Peu après, le fonds de commerce, qu’exploitait jusqu’alors la SARL en location-gérance et qui était détenu par son gérant, lui est cédé par celui-ci au prix de 850 000 €. Par acte du même jour, la SARL cède à son tour, au prix de 650 000 €, le fonds de commerce, à l'exception de la branche d'activité d'exploitation de carrières, à une société par actions simplifiée (SAS) dont le gérant de la SARL est associé minoritaire. Ces cessions ont pour effet d’appauvrir la SARL et de mettre, en fait, un terme à son activité, alors qu’elle est débitrice d’une dette d’environ 300 000 € au titre de la condamnation susmentionnée.
Dans ce contexte, l’assureur du maître d’œuvre exerce un recours subrogatoire en paiement contre la SARL, devenue insolvable, et assigne son gérant et la SAS sur le fondement de l’action paulienne.
Une discussion s’engage alors sur l’existence ou non d’une faute séparable des fonctions du gérant de la SARL de nature à engager sa responsabilité personnelle à l’égard de l’assureur.

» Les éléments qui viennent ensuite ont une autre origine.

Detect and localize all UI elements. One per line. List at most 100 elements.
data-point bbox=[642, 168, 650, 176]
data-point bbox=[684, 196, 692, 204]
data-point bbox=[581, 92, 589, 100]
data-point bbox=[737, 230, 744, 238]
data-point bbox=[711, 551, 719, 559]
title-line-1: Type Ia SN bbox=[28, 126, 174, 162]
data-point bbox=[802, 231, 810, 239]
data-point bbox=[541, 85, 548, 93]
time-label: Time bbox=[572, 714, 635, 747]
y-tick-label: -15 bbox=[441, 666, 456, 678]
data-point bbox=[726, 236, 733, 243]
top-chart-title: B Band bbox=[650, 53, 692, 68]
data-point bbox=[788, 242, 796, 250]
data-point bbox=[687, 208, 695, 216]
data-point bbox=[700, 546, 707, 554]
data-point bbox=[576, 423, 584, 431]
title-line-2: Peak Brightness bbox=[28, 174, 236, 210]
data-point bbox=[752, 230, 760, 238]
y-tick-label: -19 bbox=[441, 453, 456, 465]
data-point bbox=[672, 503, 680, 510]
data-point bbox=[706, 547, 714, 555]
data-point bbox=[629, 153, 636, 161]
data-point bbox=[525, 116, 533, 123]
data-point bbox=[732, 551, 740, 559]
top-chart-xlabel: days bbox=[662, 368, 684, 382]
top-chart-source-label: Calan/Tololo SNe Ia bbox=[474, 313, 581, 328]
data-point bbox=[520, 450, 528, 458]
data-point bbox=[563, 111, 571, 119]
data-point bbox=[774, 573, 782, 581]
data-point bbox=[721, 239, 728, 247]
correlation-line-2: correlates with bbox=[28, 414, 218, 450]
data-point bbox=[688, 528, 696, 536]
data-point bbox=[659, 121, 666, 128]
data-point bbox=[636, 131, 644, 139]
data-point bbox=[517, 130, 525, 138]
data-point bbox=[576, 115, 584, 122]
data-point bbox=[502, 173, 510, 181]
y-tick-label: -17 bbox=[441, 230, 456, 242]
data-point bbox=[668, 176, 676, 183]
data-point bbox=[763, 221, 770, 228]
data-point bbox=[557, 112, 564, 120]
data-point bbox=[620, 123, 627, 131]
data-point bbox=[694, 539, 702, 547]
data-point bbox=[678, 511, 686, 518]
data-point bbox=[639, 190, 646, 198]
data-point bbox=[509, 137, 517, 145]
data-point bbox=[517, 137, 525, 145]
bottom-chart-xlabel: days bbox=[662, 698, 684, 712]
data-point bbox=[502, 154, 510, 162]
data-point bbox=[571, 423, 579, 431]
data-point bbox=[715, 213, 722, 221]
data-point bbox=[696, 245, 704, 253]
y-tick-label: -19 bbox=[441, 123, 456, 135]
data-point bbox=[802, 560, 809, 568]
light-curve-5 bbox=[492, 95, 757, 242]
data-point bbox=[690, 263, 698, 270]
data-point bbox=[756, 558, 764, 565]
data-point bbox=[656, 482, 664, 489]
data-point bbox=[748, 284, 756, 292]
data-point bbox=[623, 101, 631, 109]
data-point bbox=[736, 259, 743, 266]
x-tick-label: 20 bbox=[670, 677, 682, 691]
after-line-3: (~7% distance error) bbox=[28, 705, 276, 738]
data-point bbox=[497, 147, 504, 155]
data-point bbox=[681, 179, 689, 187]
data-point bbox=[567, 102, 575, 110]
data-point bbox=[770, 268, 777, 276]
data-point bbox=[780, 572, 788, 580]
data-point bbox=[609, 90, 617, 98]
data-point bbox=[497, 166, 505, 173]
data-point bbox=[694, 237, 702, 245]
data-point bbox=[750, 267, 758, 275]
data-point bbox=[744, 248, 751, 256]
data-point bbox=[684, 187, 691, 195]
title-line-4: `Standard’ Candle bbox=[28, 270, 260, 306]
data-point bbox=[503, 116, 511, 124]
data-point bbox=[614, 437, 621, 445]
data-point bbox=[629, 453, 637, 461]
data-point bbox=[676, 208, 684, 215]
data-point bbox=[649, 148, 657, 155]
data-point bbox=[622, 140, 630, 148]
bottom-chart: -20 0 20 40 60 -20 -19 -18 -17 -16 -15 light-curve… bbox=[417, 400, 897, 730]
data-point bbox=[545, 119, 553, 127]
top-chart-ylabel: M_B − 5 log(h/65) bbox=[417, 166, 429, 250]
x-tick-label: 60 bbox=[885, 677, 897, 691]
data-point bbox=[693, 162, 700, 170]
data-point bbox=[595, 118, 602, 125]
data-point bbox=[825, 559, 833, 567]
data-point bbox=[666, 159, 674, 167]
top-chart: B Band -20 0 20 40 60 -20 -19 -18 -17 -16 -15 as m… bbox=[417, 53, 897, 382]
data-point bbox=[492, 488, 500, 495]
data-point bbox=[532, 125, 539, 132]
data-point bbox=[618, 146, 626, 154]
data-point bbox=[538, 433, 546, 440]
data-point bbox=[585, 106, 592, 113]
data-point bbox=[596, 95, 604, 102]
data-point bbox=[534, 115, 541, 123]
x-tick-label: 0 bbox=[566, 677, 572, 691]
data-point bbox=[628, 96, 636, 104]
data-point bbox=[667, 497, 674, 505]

La Cour de cassation approuve les juges d’appel d’avoir retenu l’existence d’une telle faute, dès lors qu’il ressort de leurs constatations que :
- le gérant de la SARL a fait acquérir par celle-ci une branche d'activité qu'il savait ne pouvoir être exploitée compte tenu de son état de santé dégradé, ce qui a entraîné une réduction de la trésorerie de cette société à hauteur de 200 000 euros sans réelle contrepartie,
- et qu'il a, en organisant la cession finale à la SAS du reste du fonds de commerce, que la SARL exploitait jusque-là en location-gérance, privé celle-ci de toute source de bénéfices, l'exposant ainsi sciemment au risque de ne pouvoir régler son créancier.
Remarque
un tiers ne peut engager la responsabilité personnelle d’un dirigeant qu’en établissant qu’il a commis une faute séparable de ses fonctions et qui lui soit imputable personnellement (Cass. com., 27 janv. 1998, n° 93-11.437 ; Cass. com., 20 mai 2003, n° 99-17.092), c’est à-dire une faute intentionnelle d'une particulière gravité, incompatible avec l'exercice normal des fonctions sociales (Cass. com., 20 mai 2003, préc., Cass. com., 4 nov. 2020, n° 18-19.747). En l’espèce, cette faute a été jugée établie. La solution fait écho à une précédente décision où la faute séparable d'un gérant d'une SARL a été retenue dès lors qu'il avait organisé l'insolvabilité de la société au moyen de sociétés tierces qu'il dirigeait (Cass. com., 5 févr. 2020, n° 18-19.044).